Originally Posted by Spunk
...17 gusting 22 KTS... is considered to be significant turbulences?
Spunk, no not at all. This is the wind reported by a ground weather station in the area. This information was used to estimate the air speed vs the ground speed taken from the Sat tracker.

"Significant" turbulence is a term used by Robinson Helicopters, and it is operationally defined. It is not directly related to the terms mild/moderate/severe turbulence. Robinson says they deliberately avoid the reference to absolute measures of turbulence (those "moderate/severe" terms, which are not very well defined themselves) but refer to "significant" as in relation to the skills and experience of the pilot.
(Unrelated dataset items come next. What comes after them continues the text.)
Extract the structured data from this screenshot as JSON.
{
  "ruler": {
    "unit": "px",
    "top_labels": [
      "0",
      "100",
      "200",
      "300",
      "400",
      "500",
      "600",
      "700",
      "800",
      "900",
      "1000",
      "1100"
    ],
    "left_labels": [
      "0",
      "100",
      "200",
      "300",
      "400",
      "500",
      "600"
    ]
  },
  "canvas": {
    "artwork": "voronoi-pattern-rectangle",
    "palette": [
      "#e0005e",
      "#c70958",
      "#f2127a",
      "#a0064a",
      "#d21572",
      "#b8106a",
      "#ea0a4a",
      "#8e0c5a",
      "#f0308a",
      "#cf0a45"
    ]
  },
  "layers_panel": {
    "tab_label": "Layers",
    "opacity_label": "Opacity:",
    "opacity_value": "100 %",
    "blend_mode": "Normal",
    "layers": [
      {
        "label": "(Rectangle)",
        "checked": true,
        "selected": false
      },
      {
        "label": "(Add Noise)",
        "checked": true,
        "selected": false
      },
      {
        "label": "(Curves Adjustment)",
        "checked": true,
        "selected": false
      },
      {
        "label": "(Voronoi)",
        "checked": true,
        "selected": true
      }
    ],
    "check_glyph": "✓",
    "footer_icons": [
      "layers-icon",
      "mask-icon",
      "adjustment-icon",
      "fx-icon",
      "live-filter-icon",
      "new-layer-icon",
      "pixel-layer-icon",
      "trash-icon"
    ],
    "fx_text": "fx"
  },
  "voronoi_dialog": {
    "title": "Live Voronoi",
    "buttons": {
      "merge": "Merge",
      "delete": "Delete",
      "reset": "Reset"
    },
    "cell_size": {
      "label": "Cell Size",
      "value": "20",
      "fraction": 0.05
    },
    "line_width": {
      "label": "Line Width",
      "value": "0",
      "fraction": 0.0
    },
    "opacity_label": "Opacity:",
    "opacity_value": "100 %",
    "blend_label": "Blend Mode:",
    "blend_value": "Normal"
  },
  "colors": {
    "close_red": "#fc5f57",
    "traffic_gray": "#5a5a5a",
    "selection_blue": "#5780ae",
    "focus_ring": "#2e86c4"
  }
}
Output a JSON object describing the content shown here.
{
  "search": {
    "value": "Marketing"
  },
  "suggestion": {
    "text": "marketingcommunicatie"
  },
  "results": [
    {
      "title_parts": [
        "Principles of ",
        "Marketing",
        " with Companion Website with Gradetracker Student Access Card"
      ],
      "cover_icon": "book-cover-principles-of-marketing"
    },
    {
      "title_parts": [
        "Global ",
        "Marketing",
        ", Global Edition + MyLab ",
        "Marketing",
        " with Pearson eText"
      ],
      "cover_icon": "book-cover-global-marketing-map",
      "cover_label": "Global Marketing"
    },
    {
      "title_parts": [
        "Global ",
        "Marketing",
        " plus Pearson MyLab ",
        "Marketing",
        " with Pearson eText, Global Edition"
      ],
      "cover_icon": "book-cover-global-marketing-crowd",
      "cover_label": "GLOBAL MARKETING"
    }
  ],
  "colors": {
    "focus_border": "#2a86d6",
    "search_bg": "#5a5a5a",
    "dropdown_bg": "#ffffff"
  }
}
They (rightly, in my opinion) say that what is easy to handle for an experienced pilot, may be significant to a low time pilot. (Sorry, I can't find my source for this right now.) And then they go on in saying that when encountering significant turbulence you should slow down to 60-70 KTS.

Robinson further restricts (however, only after this accident discussed here) VNE to 110KTS IAS "except in smooth air".

The notion of "significant turbulence" came in here via the report from another chopper pilot, which is included in the Factual Report:

... the pilot of an R44 who was performing aerial survey work (the day of the accident) immediately north of the accident site ... stated that beginning at 1130 the winds became stronger and gustier. Over the next couple of hours, he observed numerous dust devils, and experienced a significant updraft in excess of 1,000 ft per minute. About 1515 (local time), he decided to discontinue operations and encountered a significant wind shift while returning to his base.
That certainly was "significant" to the R44 pilot. The accident happened at 1425 local time.